Hierarchical Bayesian models provide a natural framework for building
these tools due to their flexibility in modeling real-world data. In
this thesis, we describe a suite of efficient inference algorithms and
novel models under the hierarchical Bayesian modeling framework.
We first present a novel online inference algorithm for the
hierarchical Dirichlet process. The hierarchical Dirichlet process
(HDP) is a Bayesian nonparametric model that can be used to model
mixed-membership data with a potentially infinite number of
components. Our online variational inference algorithm is easily
applicable to massive and streaming data and significantly faster than
traditional inference algorithms.
Second, we present a generic approximation framework for variational
inference in a large family of nonconjugate models.
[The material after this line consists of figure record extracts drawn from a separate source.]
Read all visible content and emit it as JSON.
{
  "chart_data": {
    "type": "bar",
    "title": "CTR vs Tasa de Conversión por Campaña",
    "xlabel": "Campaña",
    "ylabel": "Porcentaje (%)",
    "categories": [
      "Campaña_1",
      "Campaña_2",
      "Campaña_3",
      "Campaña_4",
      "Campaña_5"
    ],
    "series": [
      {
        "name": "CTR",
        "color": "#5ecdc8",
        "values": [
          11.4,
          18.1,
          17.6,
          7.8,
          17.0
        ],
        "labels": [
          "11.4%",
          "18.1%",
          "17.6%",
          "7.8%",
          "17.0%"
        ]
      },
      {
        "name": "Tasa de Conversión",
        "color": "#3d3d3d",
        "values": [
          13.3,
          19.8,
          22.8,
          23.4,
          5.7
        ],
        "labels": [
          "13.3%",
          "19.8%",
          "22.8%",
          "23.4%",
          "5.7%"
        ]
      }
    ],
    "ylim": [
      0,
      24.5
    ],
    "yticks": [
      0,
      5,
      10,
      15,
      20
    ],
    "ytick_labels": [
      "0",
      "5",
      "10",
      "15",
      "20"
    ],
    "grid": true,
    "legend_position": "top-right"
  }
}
For example, this
includes multi-level logistic regression/generalized linear models and
correlated topic models. With this, developing variational inference
algorithm for many nonconjugate models is much easier.
Finally, we describe two novel models for real-world applications.
This first application is about simultaneous image classification and
annotation. We show that image classification and annotation can be
integrated together using the same underlying probabilistic model. The
second application is to better disseminate scientific information
using recommendations. Compared with traditional recommendation
algorithms, our algorithm not only improves the recommendation
accuracy, but also provides interpretable structure of users and
scientific articles. This interpretability provides lots of potential
for designing better recommender systems.